I'd say, Roblox is more sticky, as there's a built in friend list and chat/messages without being in game.


No, not really. You're thinking of Discord.

Fortnite and Minecraft do have chat features in them, but those are features tacked-on as a last resort. In the case of Minecraft you don't even have voice chat. In the olden days of the Xbox 360's heyday[0], all we had were one-on-one voice channels or in-game chat, the latter of which would be an absolutely toxic nightmare of getting shouted and screamed at.

Furthermore, Fortnite and Minecraft are games whose camera and movement controls are optimized for the specific game mechanics they feature. If you want to create a generic 3D world, then you have to also create a generic set of controls to move and look around that world; and those controls are always going to be awkward and difficult to use.

Maybe you built a regular house, in which case Sims-style point-and-click-to-move and a fixed camera angle would be your best control option. Or maybe you built a racetrack with cars, which means you want WASD-steering with a car-locked third-person camera. Your FPS level wants first-person or over-the-shoulder third-person.

Second Life tried to do all of the above, so they gave you a default behind-the-head camera that vaguely works in open spaces, but you have to use Maya-style camera orbit controls to look at specific things. You can scroll to zoom to first person, but you can't use any of the builder controls in that view because of mouselook. And all of this was complicated enough that Linden Labs felt it was necessary to add "easy" movement and camera controls driven by UI buttons, but not to add click-to-move for third-person mode.

The thing is, when I look back at Second Life I can't really think of a way that it could have been done better. I can think of features that it's missing, but that wouldn't fix the clunkiness of the controls. Anything I could think of to fix camera movement would bias in the direction of a particular 'genre'; and making people switch between "FPS mode", "car mode", and "hanging out mode" would be a total pain.
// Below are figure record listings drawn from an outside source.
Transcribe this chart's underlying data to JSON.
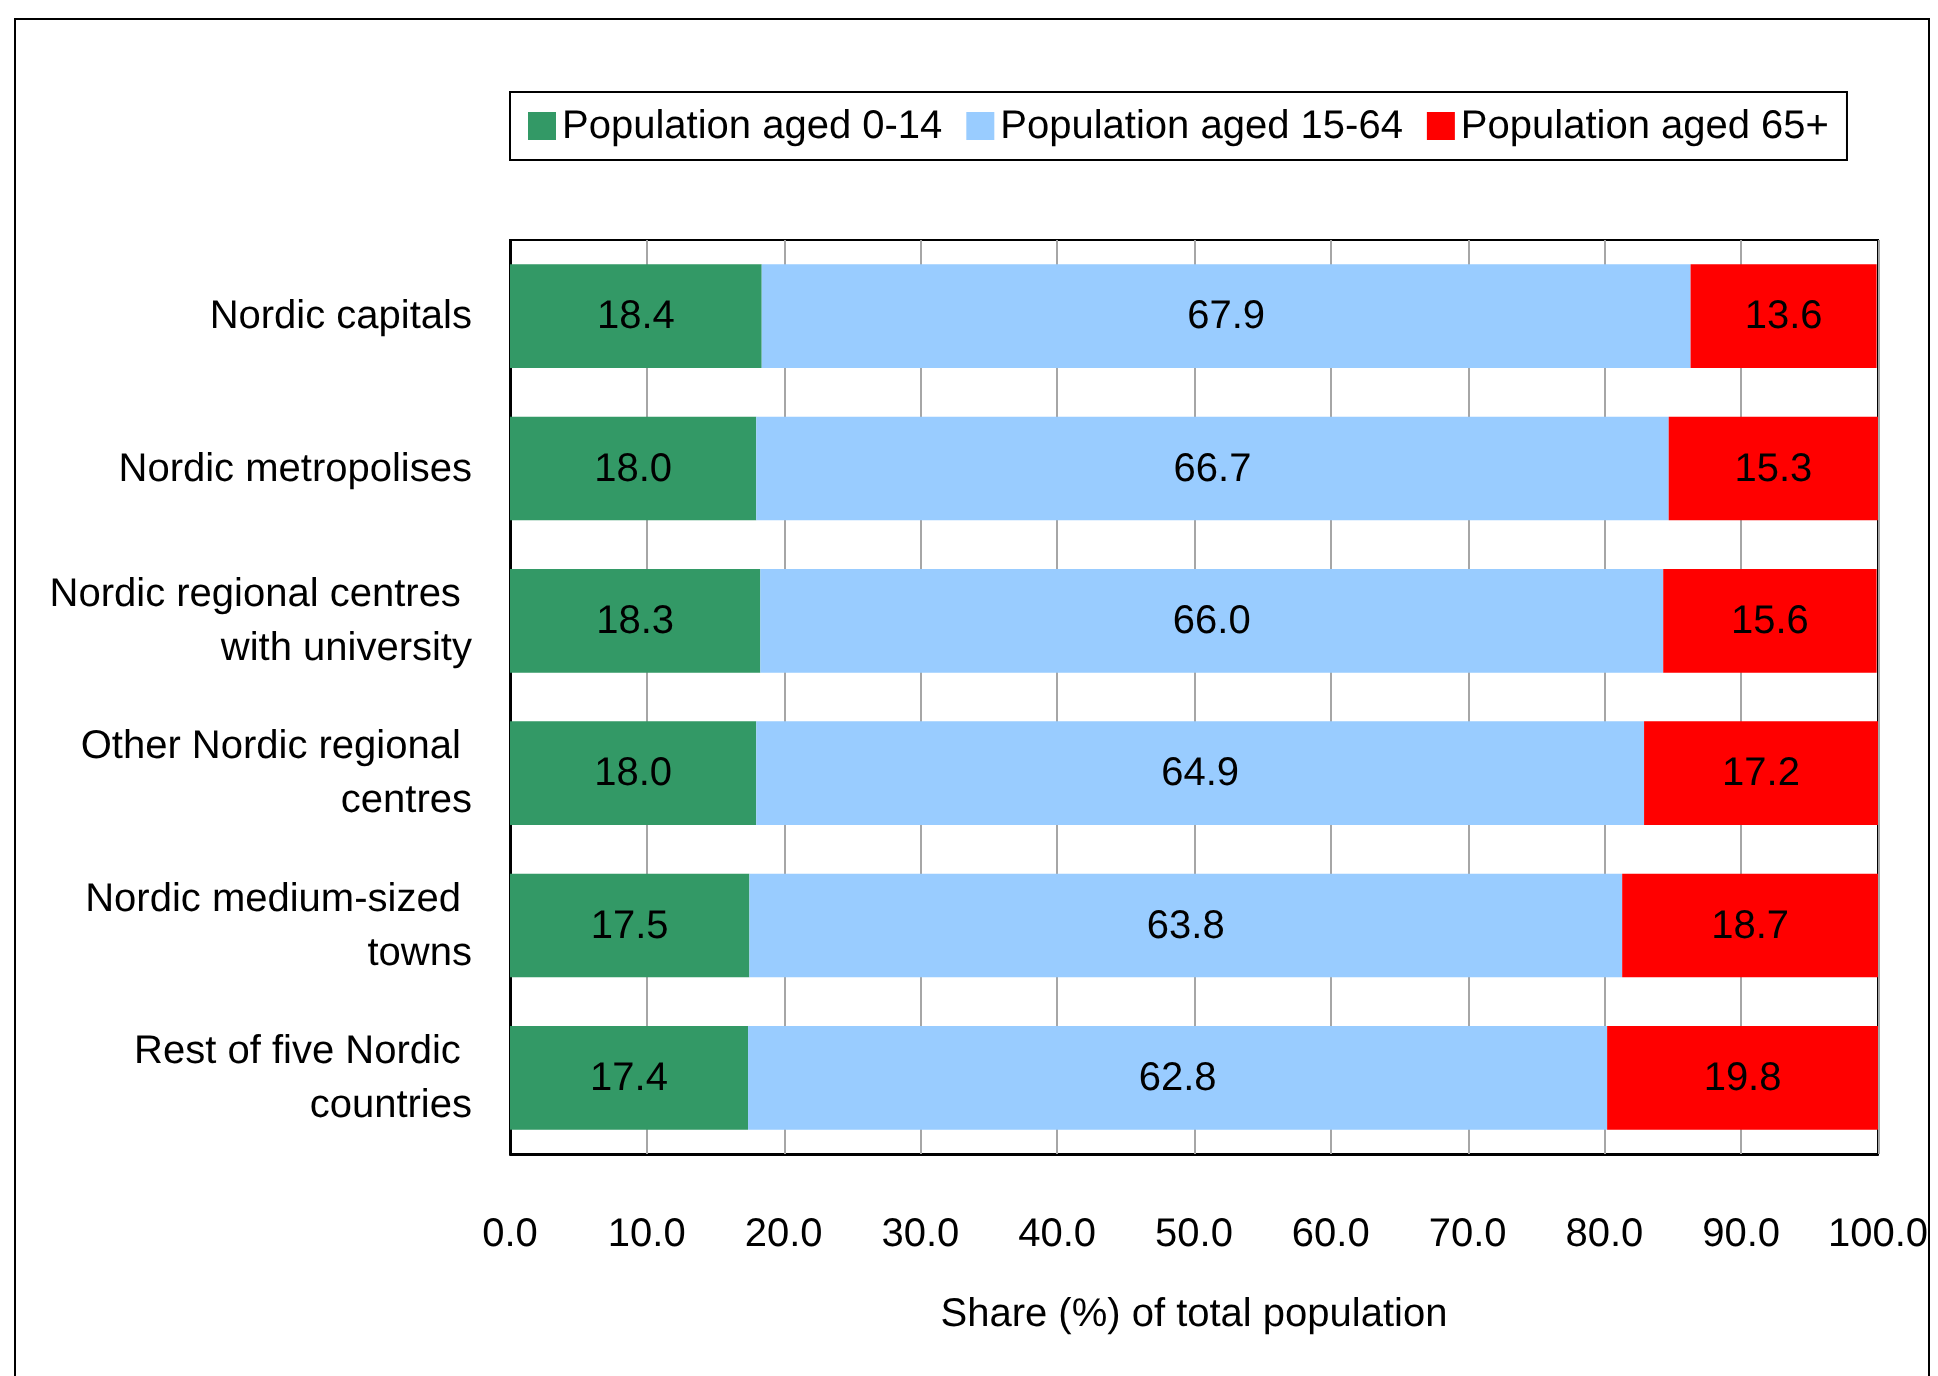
{
  "chart_data": {
    "type": "bar",
    "orientation": "horizontal",
    "stacked": true,
    "categories": [
      "Nordic capitals",
      "Nordic metropolises",
      "Nordic regional centres with university",
      "Other Nordic regional centres",
      "Nordic medium-sized towns",
      "Rest of five Nordic countries"
    ],
    "series": [
      {
        "name": "Population aged 0-14",
        "color": "#339966",
        "values": [
          18.4,
          18.0,
          18.3,
          18.0,
          17.5,
          17.4
        ],
        "value_labels": [
          "18.4",
          "18.0",
          "18.3",
          "18.0",
          "17.5",
          "17.4"
        ]
      },
      {
        "name": "Population aged 15-64",
        "color": "#99ccff",
        "values": [
          67.9,
          66.7,
          66.0,
          64.9,
          63.8,
          62.8
        ],
        "value_labels": [
          "67.9",
          "66.7",
          "66.0",
          "64.9",
          "63.8",
          "62.8"
        ]
      },
      {
        "name": "Population aged 65+",
        "color": "#ff0000",
        "values": [
          13.6,
          15.3,
          15.6,
          17.2,
          18.7,
          19.8
        ],
        "value_labels": [
          "13.6",
          "15.3",
          "15.6",
          "17.2",
          "18.7",
          "19.8"
        ]
      }
    ],
    "xlabel": "Share (%) of total population",
    "xlim": [
      0,
      100
    ],
    "xticks": [
      {
        "value": 0,
        "label": "0.0"
      },
      {
        "value": 10,
        "label": "10.0"
      },
      {
        "value": 20,
        "label": "20.0"
      },
      {
        "value": 30,
        "label": "30.0"
      },
      {
        "value": 40,
        "label": "40.0"
      },
      {
        "value": 50,
        "label": "50.0"
      },
      {
        "value": 60,
        "label": "60.0"
      },
      {
        "value": 70,
        "label": "70.0"
      },
      {
        "value": 80,
        "label": "80.0"
      },
      {
        "value": 90,
        "label": "90.0"
      },
      {
        "value": 100,
        "label": "100.0"
      }
    ],
    "grid": "x",
    "legend": "top"
  }
}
This isn't even getting into the other problems these projects have, like the fact that 3D worlds are really expensive to build, or that the copyright maximalists will have a field day suing you over all the pirated content that your users will inevitably port in.

[0] As in, "blades dash" era 360


They use Fortnite and Minecraft as something to do while they chat in another client, usually Discord. Modern multiplayer games have largely reduced (or eliminated) communication with people you aren't already friends with.


SecondLife, Fortnite, Roblox, etc (even VRC on PC) are what Matthew Ball refers to as "proto-Metaverses" as in 3D experiences locked inside 2D screens. But you can't compare those experiences to what is possible when you can see 3D in 3D either overlayed on top of reality or in a totally animated world space. It's Apples and Oranges -- yes they are both fruit; but you'd be very wrong indeed to think because one is good in a pie the other must be.


Personally, I hadn't thought of it this way (mostly dismissed the idea). I'm sure it's a much different experience and one would have to experience it to properly judge it. I think the difficulty with the other, more generic, platforms was that the question of "what is the point" came up, a lot. And when users got to define "the point", sometimes "the point" was pretty disturbing ... most of the time it was just boring.

My biggest concern is that I've yet to find a VR headset that I can use for more than about ten minutes before feeling nauseated from motion sickness. I'm told this is somewhat/mostly solved and I've used higher end gear but it's been the same result for me every time.


> My biggest concern is that I've yet to find a VR headset that I can use for more than about ten minutes before feeling nauseated from motion sickness.

Sometimes I see these issues being brought but and I always wonder if they are associated with experiencing applications that make your virtual body move artificially without actually moving in real life, instead of staying intact like in Beat Saber or jumping by teleportation like Half Life: Alyx allows?

It seems a popular mistake for VR newcomers is to get in—or be put in—a rollercoaster or drive a car where these kind of problems are very visibile.